The first is a baseline implementation called Actor Critic using Kronecker-factored Trust Region (ACKTR). Developed by researchers from the University of Toronto (UofT) and New York University (NYU), ACKTR improves on the way AI policies perform deep reinforcement learning — learning that is accomplished only by trial and error, and obtained only through raw observation. In a paper published online, the UofT and NYU researchers used simulated robots and Atari games to test how ACKTR learns control policies.
“For machine learning algorithms, two costs are important to consider: sample complexity and computational complexity,” according to an OpenAI Research blog. “Sample complexity refers to the number of timesteps of interaction between the agent and its environment, and computational complexity refers to the amount of numerical operations that must be performed.” ACKTR is able to perform deep reinforcement learning faster by improving both sample and computational complexities.
Usually, machine learning algorithms are taught by feeding them tons of data. In deep reinforcement learning, AI policies are trained to adjust and learn depending on raw inputs. It works on its own by “trial and error” to achieve certain rewards. Using ACKTR and another baseline called A2C, the researchers at OpenAI managed to improve how deep reinforcement learning is done.
Compare: Agents trained with ACKTR (above) attain higher scores in a shorter amount of time than those trained with other algorithms, such as A2C (below).
If ACKTR focused on reducing the number of steps it takes for an AI to interact with an environment, A2C improved the efficiency of processor use to perform reinforcement learning with batches of AI agents. “One advantage of this method is that it can more effectively use … GPUs, which perform best with large batch sizes. This algorithm is naturally called A2C, short for advantage actor critic,” they wrote. “This A2C implementation is more cost-effective than A3C when using single-GPU machines, and is faster than a CPU-only A3C implementation when using larger policies.”

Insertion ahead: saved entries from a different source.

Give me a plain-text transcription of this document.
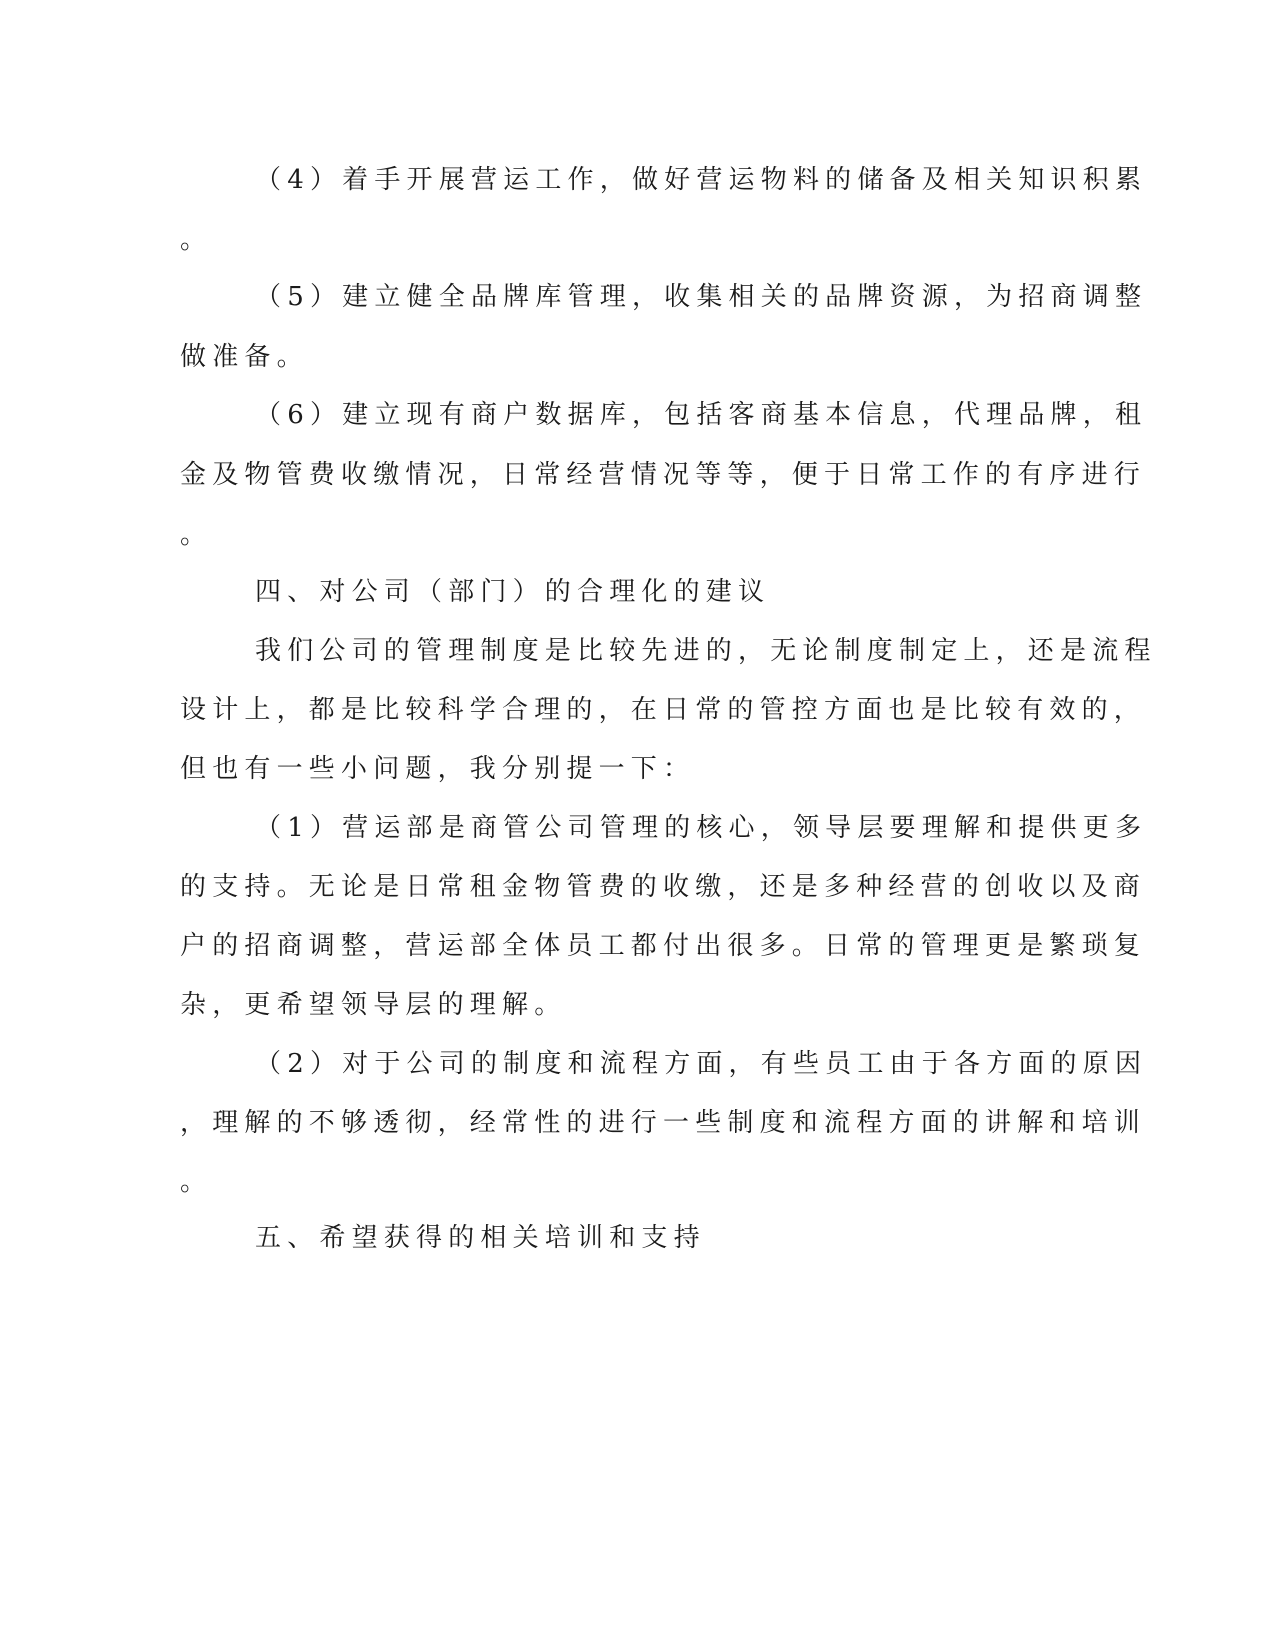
（4）着手开展营运工作，做好营运物料的储备及相关知识积累
。
（5）建立健全品牌库管理，收集相关的品牌资源，为招商调整
做准备。
（6）建立现有商户数据库，包括客商基本信息，代理品牌，租
金及物管费收缴情况，日常经营情况等等，便于日常工作的有序进行
。
四、对公司（部门）的合理化的建议
我们公司的管理制度是比较先进的，无论制度制定上，还是流程
设计上，都是比较科学合理的，在日常的管控方面也是比较有效的，
但也有一些小问题，我分别提一下：
（1）营运部是商管公司管理的核心，领导层要理解和提供更多
的支持。无论是日常租金物管费的收缴，还是多种经营的创收以及商
户的招商调整，营运部全体员工都付出很多。日常的管理更是繁琐复
杂，更希望领导层的理解。
（2）对于公司的制度和流程方面，有些员工由于各方面的原因
，理解的不够透彻，经常性的进行一些制度和流程方面的讲解和培训
。
五、希望获得的相关培训和支持
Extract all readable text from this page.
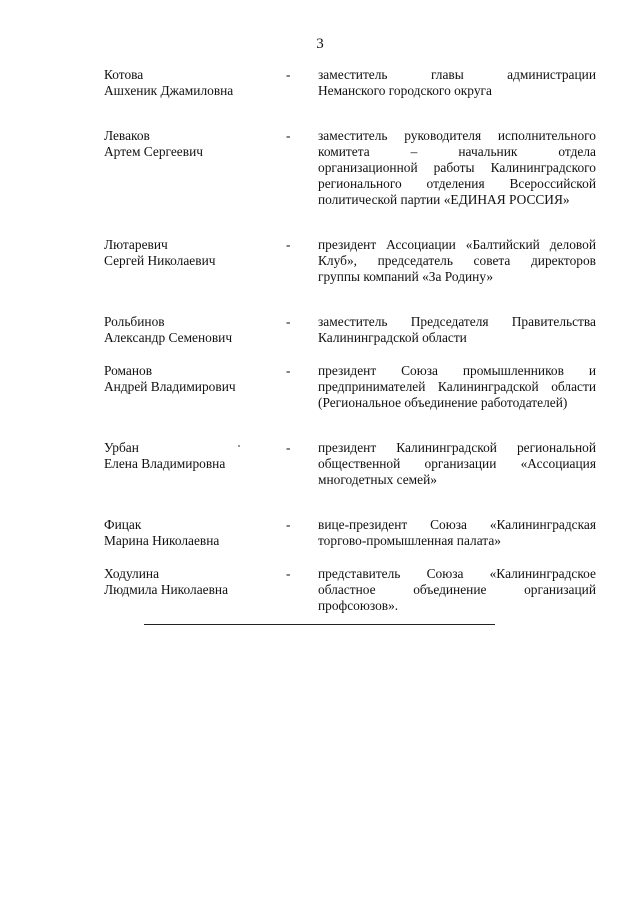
3
Котова
Ашхеник Джамиловна
-	заместитель главы администрации
Неманского городского округа
Леваков
Артем Сергеевич
-	заместитель руководителя исполнительного
комитета – начальник отдела
организационной работы Калининградского
регионального отделения Всероссийской
политической партии «ЕДИНАЯ РОССИЯ»
Лютаревич
Сергей Николаевич
-	президент Ассоциации «Балтийский деловой
Клуб», председатель совета директоров
группы компаний «За Родину»
Рольбинов
Александр Семенович
-	заместитель Председателя Правительства
Калининградской области
Романов
Андрей Владимирович
-	президент Союза промышленников и
предпринимателей Калининградской области
(Региональное объединение работодателей)
Урбан
Елена Владимировна
-	президент Калининградской региональной
общественной организации «Ассоциация
многодетных семей»
Фицак
Марина Николаевна
-	вице-президент Союза «Калининградская
торгово-промышленная палата»
Ходулина
Людмила Николаевна
-	представитель Союза «Калининградское
областное объединение организаций
профсоюзов».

This is the latest addition to OpenAI’s work on developing AI policies and agents that learn better. One of its recent success was in developing an AI that could play the video game Defense of the Ancients (Dota) 2. Like DeepMind’s AlphaGo, OpenAI’s Dota-playing agent was able to defeat its human opponents in a game that’s considerably more complex than an ancient Chinese board game.
These achievements notwithstanding, OpenAI continues to work in keeping with how its founder Elon Musk views AI — i.e., with great caution. Musk has been an advocate of developing safe AI and even calling for sound policies to regulate it. OpenAI is his way of contributing directly to that need.